A Henry’ego Thoreau kupiłem na dalekiej Północy. Razem z moim przyjacielem, Jewgienijem Winnikowem, spędziliśmy zimę 1965/66 roku w Obwodzie Archangielskim, w nadmorskiej wiosce Kuszerika. W drodze powrotnej znaleźliśmy się w Onedze — powiatowym miasteczku — i, oczywiście, wstąpiliśmy do księgarni. Tam Żenia podsunął mi pod nos ten skarb. Sam bym go nie zauważył, nazwisko tego amerykańskiego filozofa nic mi wówczas nie mówiło.

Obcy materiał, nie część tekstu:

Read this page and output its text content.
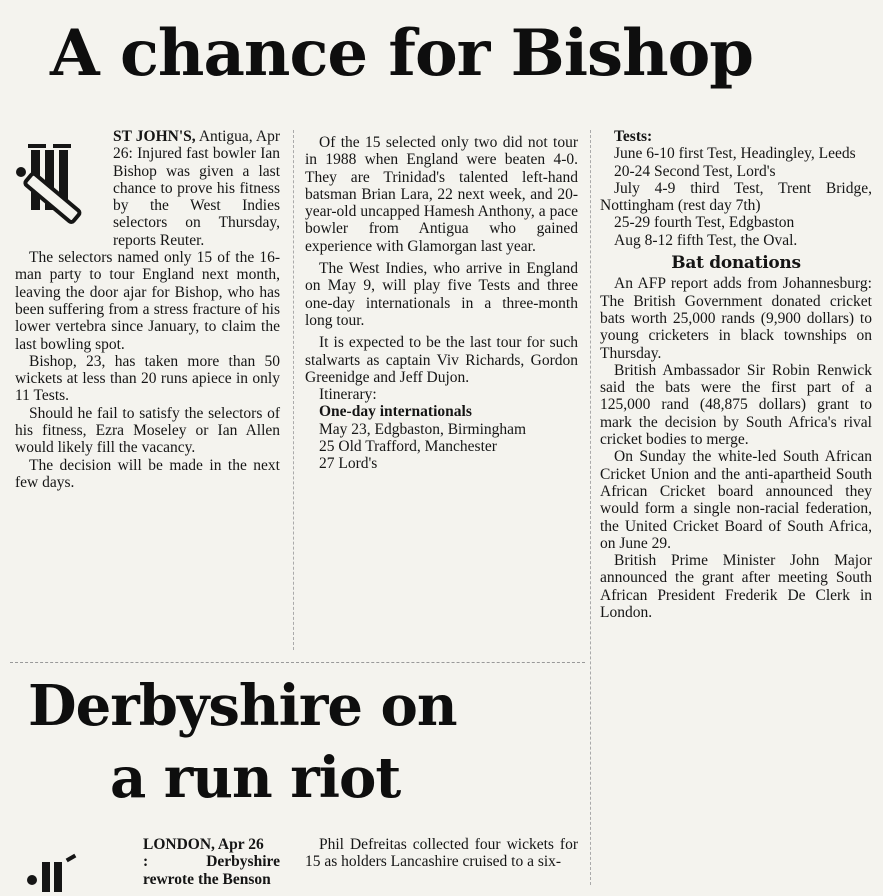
A chance for Bishop

ST JOHN'S, Antigua, Apr 26: Injured fast bowler Ian Bishop was given a last chance to prove his fitness by the West Indies selectors on Thursday, reports Reuter.

The selectors named only 15 of the 16-man party to tour England next month, leaving the door ajar for Bishop, who has been suffering from a stress fracture of his lower vertebra since January, to claim the last bowling spot.

Bishop, 23, has taken more than 50 wickets at less than 20 runs apiece in only 11 Tests.

Should he fail to satisfy the selectors of his fitness, Ezra Moseley or Ian Allen would likely fill the vacancy.

The decision will be made in the next few days.

Of the 15 selected only two did not tour in 1988 when England were beaten 4-0. They are Trinidad's talented left-hand batsman Brian Lara, 22 next week, and 20-year-old uncapped Hamesh Anthony, a pace bowler from Antigua who gained experience with Glamorgan last year.

The West Indies, who arrive in England on May 9, will play five Tests and three one-day internationals in a three-month long tour.

It is expected to be the last tour for such stalwarts as captain Viv Richards, Gordon Greenidge and Jeff Dujon.

Itinerary:

One-day internationals

May 23, Edgbaston, Birmingham

25 Old Trafford, Manchester

27 Lord's

Tests:

June 6-10 first Test, Headingley, Leeds

20-24 Second Test, Lord's

July 4-9 third Test, Trent Bridge, Nottingham (rest day 7th)

25-29 fourth Test, Edgbaston

Aug 8-12 fifth Test, the Oval.

Bat donations

An AFP report adds from Johannesburg: The British Government donated cricket bats worth 25,000 rands (9,900 dollars) to young cricketers in black townships on Thursday.

British Ambassador Sir Robin Renwick said the bats were the first part of a 125,000 rand (48,875 dollars) grant to mark the decision by South Africa's rival cricket bodies to merge.

On Sunday the white-led South African Cricket Union and the anti-apartheid South African Cricket board announced they would form a single non-racial federation, the United Cricket Board of South Africa, on June 29.

British Prime Minister John Major announced the grant after meeting South African President Frederik De Clerk in London.

Derbyshire on
a run riot

LONDON, Apr 26
: Derbyshire rewrote the Benson

Phil Defreitas collected four wickets for 15 as holders Lancashire cruised to a six-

Jewgienij Sołomonowicz Winnikow (prawdziwe nazwisko: Chaimow) przez pewien czas był moim guru, oddanym przewodnikiem przez sowieckie ciemności, a zresztą nie tylko moim. Ten genialny człowiek, szeroko i gruntownie oczytany, dobrze zapowiadał się jako młody pisarz. Został dostrzeżony przez słynnych mistrzów słowa — Lwa Sławina, Juliana Siemionowa… Zaczął być drukowany… Ale swoich najważniejszych utworów o nieprawomyślnej treści opublikować nie mógł. Być może to właśnie stało się powodem… Skończył z pisarstwem, rzucił się w wir życia, który zbyt głęboko go wessał. Zdawało mi się wówczas, że to nasza rzeczywistość nie dała mu możliwości prawdziwego rozwoju. Że jest dla niego zbyt płytka — jak zatęchła laguna dla dalekomorskiego statku, który nie jest w stanie płynąć, a jedynie szoruje o dno.
Po części tak właśnie było. Tyle prawdziwych talentów zostało utopionych w naszej złośliwej płyciźnie. Zwłaszcza spośród tych, którzy nie usłyszeli słów Zbawiciela: „Na świecie doznacie ucisku, ale miejcie odwagę: Jam zwyciężył świat” (J 16, 33).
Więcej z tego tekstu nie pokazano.